Living Legend is a 1975 jazz album by saxophonist Art Pepper playing with Hampton Hawes, Charlie Haden and Shelly Manne.

This was Art Pepper's "comeback" album, the first to be released after his long absence due to drug addiction and incarceration in San Quentin prison. Pepper had been finally released in 1966 and for a while only played tenor saxophone, showing how much of an influence John Coltrane had been on him in the intervening years. In 1968 Buddy Rich asked him to join his big band on alto; Pepper borrowed an alto and, in his words, quoted in the sleeve notes to this album, "discovered I was able to say everything I wanted to say and I didn't have to sacrifice my individuality to be accepted or to be modern".

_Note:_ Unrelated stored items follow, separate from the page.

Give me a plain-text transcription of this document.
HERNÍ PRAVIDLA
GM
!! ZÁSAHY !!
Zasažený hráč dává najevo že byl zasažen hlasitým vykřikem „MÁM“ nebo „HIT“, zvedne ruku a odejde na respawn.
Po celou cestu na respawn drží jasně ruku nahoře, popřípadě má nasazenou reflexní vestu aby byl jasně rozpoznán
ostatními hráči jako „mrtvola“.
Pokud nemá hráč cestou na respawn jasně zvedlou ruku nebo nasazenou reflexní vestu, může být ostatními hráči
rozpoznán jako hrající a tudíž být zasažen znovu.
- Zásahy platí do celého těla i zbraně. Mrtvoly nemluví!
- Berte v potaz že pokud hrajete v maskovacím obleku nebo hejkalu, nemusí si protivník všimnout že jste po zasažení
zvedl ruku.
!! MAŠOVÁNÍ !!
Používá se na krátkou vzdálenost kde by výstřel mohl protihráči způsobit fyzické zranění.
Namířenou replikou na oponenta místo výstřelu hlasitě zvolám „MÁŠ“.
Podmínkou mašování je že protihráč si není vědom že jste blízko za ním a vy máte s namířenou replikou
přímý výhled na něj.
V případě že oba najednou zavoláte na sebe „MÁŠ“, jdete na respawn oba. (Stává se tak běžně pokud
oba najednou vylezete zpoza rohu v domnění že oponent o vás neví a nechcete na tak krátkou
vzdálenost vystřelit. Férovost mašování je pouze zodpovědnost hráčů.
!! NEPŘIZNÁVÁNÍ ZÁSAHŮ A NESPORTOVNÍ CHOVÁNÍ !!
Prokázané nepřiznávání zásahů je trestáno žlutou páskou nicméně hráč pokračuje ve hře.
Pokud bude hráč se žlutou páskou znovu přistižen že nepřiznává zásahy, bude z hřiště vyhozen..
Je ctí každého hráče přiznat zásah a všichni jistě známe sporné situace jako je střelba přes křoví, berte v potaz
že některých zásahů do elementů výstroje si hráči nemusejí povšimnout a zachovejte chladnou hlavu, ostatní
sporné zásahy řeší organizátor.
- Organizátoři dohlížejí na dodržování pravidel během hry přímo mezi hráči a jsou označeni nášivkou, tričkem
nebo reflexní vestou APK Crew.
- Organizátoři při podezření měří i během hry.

Following two operations for a ruptured spleen, Pepper moved into Synanon, a rehabilitation centre for recovering addicts, and began the slow return to full-time performing and recording.

Reception

AllMusic reviewer Scott Yanow awarded the album 4 stars, writing that "Pepper displays a more explorative and darker style than he had previously. He also shows a greater emotional depth in his improvisations and was open to some of the innovations of the avant-garde in his search for greater self-expression."

Track listing
"Ophelia" – 7:51
"Here's That Rainy Day" (Johnny Burke, Jimmy Van Heusen) – 5:40
"What Laurie Likes" – 6:45
"Mr. Yohe" – 7:10
"Lost Life" – 5:52
"Samba Mom-Mom" – 8:23
(Recorded on 9 August 1975.)
All songs written by Art Pepper unless otherwise noted.

Personnel
Art Pepper – alto saxophone
Hampton Hawes – piano, electric piano
Charlie Haden – bass
Shelly Manne – drums

References

Richard Cook & Brian Morton. The Penguin Guide to Jazz on CD 4th edition. Penguin, 1998.